National Conference on Ports and Shipping

New ports Act to boost private participation
Steps to achieve the Indian Maritime Agenda 2020 formed an important component of the conference; some of the steps include a TAMP reform and a serious look at creating a port regulatory authority.

A  new, much-demanded Indian Ports Act (revised from the 1908 Act) is in the offing, and is likely to be placed before the Parliament this winter, with signif­icant operative provisions as applicable to both Major and Non-Major Ports, Public and Private Ports. The tricky Tariff Authority for Major Ports (TAMP) may find the government's attention, in that the ministry favours the idea that the provisions relating to the existing TAMP should be de-linked from this Consolidated Act and a separate Act creating a Port Regulatory Authority Act.
The two-day Nati­onal Conference on Ports and Shipping, conducted in Mumbai by the Federation of Indian Chambers of Commerce and Industry (FICCI) and ASAPP Conferences, a division of ASAPP Media Information Group, discussed how the ports sector can raise the targeted Rs 90,000 crore through PPP for the non-major ports alone. Former Secretary of Shipping Michael Pinto opened the debate on what methods to adopt to accomplish the formidable-looking target. One of the main concerns that delegates and speakers brought out was the need for the ports sector to be experimental and aggressive in its approach to financing and structuring its projects. Speakers cited the example of the roads sec­tor, which has a workable Model Concession Agreement (MCA), introduced seve­ral models of ope­ration in PPP and fully-financed appro­aches such as EPC, and had ther­efore learned along the way. Ports, on the other hand, has only dealt with only one form of MCA: the revenue-sharing model.

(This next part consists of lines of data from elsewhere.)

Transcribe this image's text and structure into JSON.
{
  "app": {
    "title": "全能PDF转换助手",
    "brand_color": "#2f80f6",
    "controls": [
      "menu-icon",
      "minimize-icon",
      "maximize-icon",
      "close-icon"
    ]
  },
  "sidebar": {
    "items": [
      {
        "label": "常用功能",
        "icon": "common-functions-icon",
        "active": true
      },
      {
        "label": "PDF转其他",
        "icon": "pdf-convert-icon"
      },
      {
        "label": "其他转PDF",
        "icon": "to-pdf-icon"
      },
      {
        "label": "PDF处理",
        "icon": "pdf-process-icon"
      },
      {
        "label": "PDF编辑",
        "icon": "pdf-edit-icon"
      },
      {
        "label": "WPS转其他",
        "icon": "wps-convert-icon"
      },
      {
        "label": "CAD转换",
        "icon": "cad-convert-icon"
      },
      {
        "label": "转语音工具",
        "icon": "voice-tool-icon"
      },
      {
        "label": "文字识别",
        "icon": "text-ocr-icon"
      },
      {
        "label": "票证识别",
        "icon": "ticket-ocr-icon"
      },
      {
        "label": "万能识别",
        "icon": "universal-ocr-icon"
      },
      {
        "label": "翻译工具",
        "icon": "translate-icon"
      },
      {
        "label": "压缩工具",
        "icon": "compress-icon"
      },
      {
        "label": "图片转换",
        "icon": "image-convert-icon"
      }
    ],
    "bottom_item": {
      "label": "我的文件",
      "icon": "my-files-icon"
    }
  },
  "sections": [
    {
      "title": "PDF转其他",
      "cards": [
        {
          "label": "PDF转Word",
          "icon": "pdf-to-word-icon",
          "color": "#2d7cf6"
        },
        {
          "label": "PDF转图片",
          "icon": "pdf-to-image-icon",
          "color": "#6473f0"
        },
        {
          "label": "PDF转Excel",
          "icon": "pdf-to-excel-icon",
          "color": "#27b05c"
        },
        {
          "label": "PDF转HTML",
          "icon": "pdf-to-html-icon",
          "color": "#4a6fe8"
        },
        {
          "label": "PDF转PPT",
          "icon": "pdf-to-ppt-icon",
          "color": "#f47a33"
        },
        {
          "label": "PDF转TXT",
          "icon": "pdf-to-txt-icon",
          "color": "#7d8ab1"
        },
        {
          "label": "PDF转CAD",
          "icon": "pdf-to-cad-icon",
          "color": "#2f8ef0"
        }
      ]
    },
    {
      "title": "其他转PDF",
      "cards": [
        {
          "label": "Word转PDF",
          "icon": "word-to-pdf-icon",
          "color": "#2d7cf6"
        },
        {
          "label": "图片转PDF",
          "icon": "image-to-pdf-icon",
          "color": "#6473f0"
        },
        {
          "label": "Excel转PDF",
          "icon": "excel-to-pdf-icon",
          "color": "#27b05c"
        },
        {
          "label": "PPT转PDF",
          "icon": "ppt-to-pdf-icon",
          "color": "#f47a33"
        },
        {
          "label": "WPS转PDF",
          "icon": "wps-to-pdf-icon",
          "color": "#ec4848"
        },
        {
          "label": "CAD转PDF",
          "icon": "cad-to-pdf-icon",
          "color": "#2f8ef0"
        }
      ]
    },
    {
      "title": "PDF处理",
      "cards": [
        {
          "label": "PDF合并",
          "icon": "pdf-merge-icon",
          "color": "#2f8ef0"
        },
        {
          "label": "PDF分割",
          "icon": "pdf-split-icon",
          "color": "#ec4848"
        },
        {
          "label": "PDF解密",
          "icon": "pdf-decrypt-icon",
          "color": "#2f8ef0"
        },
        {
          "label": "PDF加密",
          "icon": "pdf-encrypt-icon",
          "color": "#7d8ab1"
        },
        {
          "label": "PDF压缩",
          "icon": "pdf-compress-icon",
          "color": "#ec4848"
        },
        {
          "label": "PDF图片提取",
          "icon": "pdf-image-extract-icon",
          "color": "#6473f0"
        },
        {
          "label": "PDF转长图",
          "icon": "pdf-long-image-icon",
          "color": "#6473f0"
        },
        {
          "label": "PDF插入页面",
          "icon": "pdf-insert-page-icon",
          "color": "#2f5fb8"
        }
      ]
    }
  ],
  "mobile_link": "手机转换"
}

L Radhakrishnan, Chairman, Jawaharlal Nehru Port Trust (JNPT), who, along with ML Meena, Chairman, Kolkata Port Trust, was Guest of Honour at the conference, called for a workable MCA in ports, but also pointed out that experiments need to go beyond MCAs, and cited the example of Maharashtra's land acq­uisition model around ports. Under that state's scheme, 12.5 per cent of the price is given back to landowners, thus proving to be a major incentive.
With high costs and 21-25 day delays in transhipment at the new Vallarpadam terminal in Kochi, the advantage for having an Indian transhipment hub is already lost, said Manoj Joshi, Secretary-Ports, Kerala. He said the upcoming Vizhinjam port, under state control, would give Vallarpadam a run for its money. Joshi was respond­ing to a question from a delegate who wondered why we need two transhipment terminals with striking distance of each other. Joshi hoped the competition would drive efficiencies in the two ports.

The much-discussed need for “hub ports” (one each on east and west coasts) was also largely rejected as infe­asible at present. Former Shipping Secretary DT Joseph said: “We do not need hub ports. Instead, we require more funding for deepening our existing drafts and to develop existing ports to allow bigger ships.”

Earlier, Hemant Kanoria, Chairman, FICCI National Committee on Infrastructure and CMD, Srei Infrastructure Finance Limited, welcomed the gathering. Ramu S Deora, Chairman, All India Shippers Council (AISC), Pratap V Padode, Editor-in-Chief, Infrastructure Today, and MD, ASAPP Media, and Hemant B Bhattbhatt, Senior Director-Management Consulting, Deloitte Touche Tohmatsu India, also spoke at the inaugural.